Lydia, mécanicienne, heureuse d'exercer « un métier d'homme »
dimanche 07.03.2010, 05:04 - PAR ÉLODIE LÉCADIEU
Adolescente, Lydia s'intéressait déjà à la mécanique. UN VISAGE, UN JOUR
Il existe encore aujourd'hui de véritables fossés entre métiers dits masculins, et d'autres dits féminins...
...Même si certaines professions tendent à s'uniformiser, on est loin d'atteindre la parité. Rencontre avec Lydia Pringué, 24 ans, mécanicienne dans un garage automobile à Roost-Warendin.

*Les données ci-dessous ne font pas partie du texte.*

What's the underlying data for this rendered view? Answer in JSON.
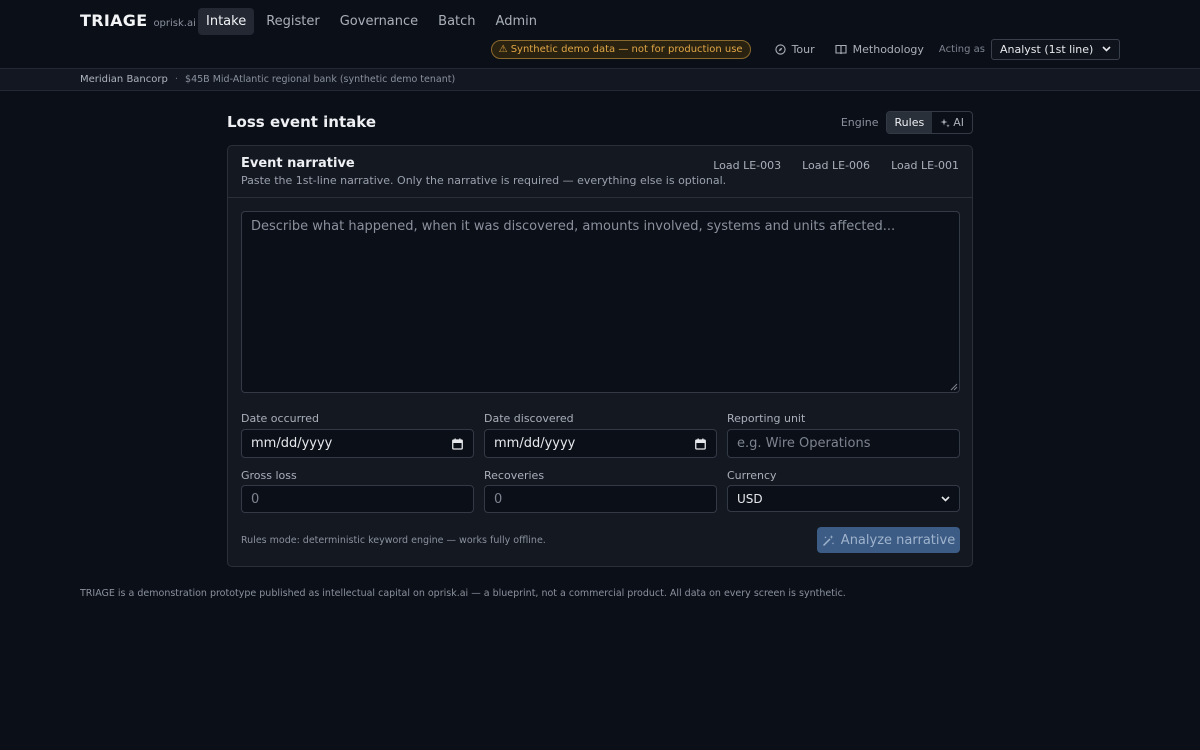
{
  "app": {
    "name": "TRIAGE",
    "domain": "oprisk.ai"
  },
  "nav": {
    "tabs": [
      {
        "label": "Intake",
        "active": true
      },
      {
        "label": "Register"
      },
      {
        "label": "Governance"
      },
      {
        "label": "Batch"
      },
      {
        "label": "Admin"
      }
    ]
  },
  "header": {
    "demo_badge": "⚠ Synthetic demo data — not for production use",
    "tour_label": "Tour",
    "methodology_label": "Methodology",
    "acting_as_label": "Acting as",
    "role_value": "Analyst (1st line)"
  },
  "tenant": {
    "name": "Meridian Bancorp",
    "separator": "·",
    "description": "$45B Mid-Atlantic regional bank (synthetic demo tenant)"
  },
  "page": {
    "title": "Loss event intake",
    "engine_label": "Engine",
    "engine_options": [
      {
        "label": "Rules",
        "active": true
      },
      {
        "label": "AI"
      }
    ]
  },
  "card": {
    "title": "Event narrative",
    "subtitle": "Paste the 1st-line narrative. Only the narrative is required — everything else is optional.",
    "loaders": [
      "Load LE-003",
      "Load LE-006",
      "Load LE-001"
    ],
    "narrative_placeholder": "Describe what happened, when it was discovered, amounts involved, systems and units affected...",
    "fields": {
      "date_occurred": {
        "label": "Date occurred",
        "value": "mm/dd/yyyy"
      },
      "date_discovered": {
        "label": "Date discovered",
        "value": "mm/dd/yyyy"
      },
      "reporting_unit": {
        "label": "Reporting unit",
        "placeholder": "e.g. Wire Operations"
      },
      "gross_loss": {
        "label": "Gross loss",
        "placeholder": "0"
      },
      "recoveries": {
        "label": "Recoveries",
        "placeholder": "0"
      },
      "currency": {
        "label": "Currency",
        "value": "USD"
      }
    },
    "mode_note": "Rules mode: deterministic keyword engine — works fully offline.",
    "analyze_label": "Analyze narrative"
  },
  "footer": {
    "note": "TRIAGE is a demonstration prototype published as intellectual capital on oprisk.ai — a blueprint, not a commercial product. All data on every screen is synthetic."
  },
  "colors": {
    "background": "#0b0f17",
    "card": "#131821",
    "accent_button": "#3c5c85",
    "warning": "#e0a646"
  },
  "icons": {
    "tour": "compass-icon",
    "methodology": "book-icon",
    "ai": "sparkle-icon",
    "analyze": "wand-icon",
    "calendar": "calendar-icon"
  }
}
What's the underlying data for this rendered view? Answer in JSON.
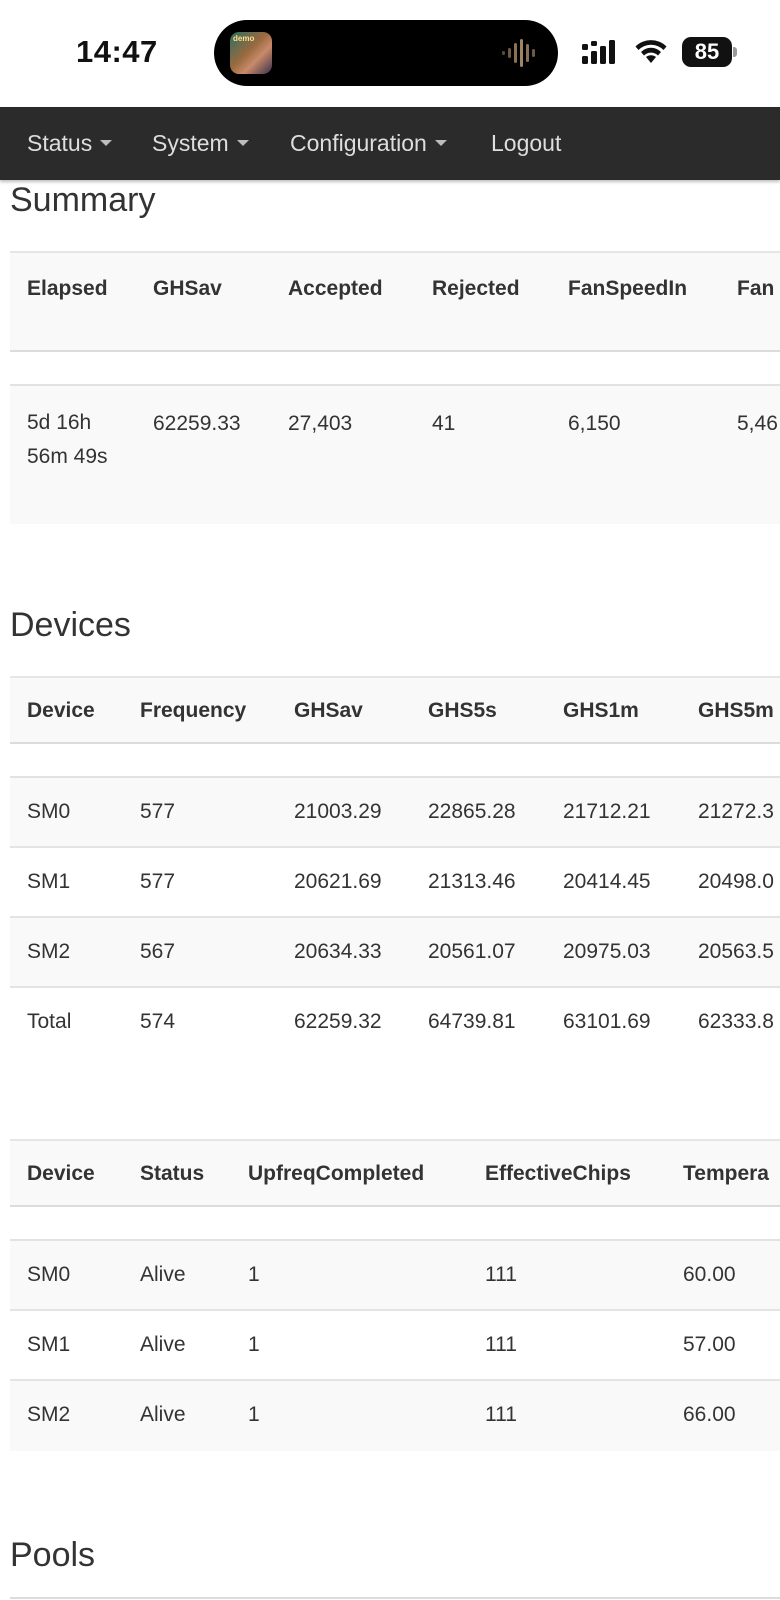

On s'en doutait un peu, travailler dans un garage automobile ne fait pas la part belle à la french manucure et aux talons aiguilles. Polaire noire sur les épaules, bleu de travail, Lydia, 24 ans, est l'une des trois personnes qui font tourner le garage Peugeot de la zone d'activités de la Belleforière, à Roost-Warendin. Une petite équipe, certes, mais elle est la seule femme. Pas vraiment un problème pour Lydia. « Quand j'étais adolescente, je n'avais que des amis garçons, qui passaient leur temps à bidouiller des moteurs, faire tourner leurs scooters. Je ne faisais que regarder mais ça m'intéressait. » se souvient Lydia. « Moi ce que je voulais faire, c'était prof de sport. Il me fallait un métier qui bouge, je ne peux pas rester assise sans rien faire. » Mais devant le manque de débouchés, elle décide d'arrêter ses études, puis de suivre une formation qualifiante pour adultes en mécanique automobile. Peu de théorie et beaucoup de pratique, pour faire dans l'année deux fois quatre semaines de stage en entreprise. « On est tout de suite livrés à nous-mêmes, on apprend vite par soi-même et on doit montrer ce qu'on est capable de faire. »
Sur 30 personnes qui suivaient la formation, seules 5 étaient des femmes. Trois ont réussi le parcours, mais Lydia est la seule qui a continué dans cette voie, en commençant par un premier contrat dans un garage à Faches-Thumesnil. « J'étais la seule fille, et ils n'ont pas toujours été très tendres avec moi. Un de mes supérieurs me prenait vraiment pour la femme de ménage. » Trop peu pour qu'elle envisage de changer de métier. Six mois plus tard, elle revient travailler sur son lieu de stage, où elle est toujours. Et elle ne voit pas ça comme un métier d'homme. « C'est vrai que j'ai moins de force, même si je ne pense pas en être totalement dénuée. Donc parfois j'appelle mes collègues quand j'ai besoin de muscles sourit-elle. Quand on exerce un métier comme le mien, dans un monde masculin comme celui-ci, il faut ne pas être trop sensible ou susceptible, mais plutôt avoir une façon de penser qui s'approche de celle des hommes. Ils savent que si l'un deux dit quelque chose d'un peu macho, je vais réagir, mais je pense que tout le monde prend ça avec humour. Même moi, j'arrive à les surprendre avec des réflexions qui ne font pas très "fille". » Lydia s'en amuse. Elle ne fait pas un « métier de femme » ? Elle s'en fiche. Qu'on lui dise qu'elle n'est pas féminine ? Elle s'en fiche aussi. « On peut me dire n'importe quoi, ça me passe au-dessus. Je m'habille avec des vêtements pour homme, j'ai une allure plutôt masculine, je ne porte pas de jupes. J'ai toujours été garçon manqué, mais j'ai ma part de féminité ! ».
Aujourd'hui, elle affirme avoir plus d'amies filles que garçons, mais ce n'est pas pour cela qu'elle change. Mécanique, sports en tout genre, voilà ce qui la motive. Et ce n'est pas pour ça qu'elle ne fait pas de shopping.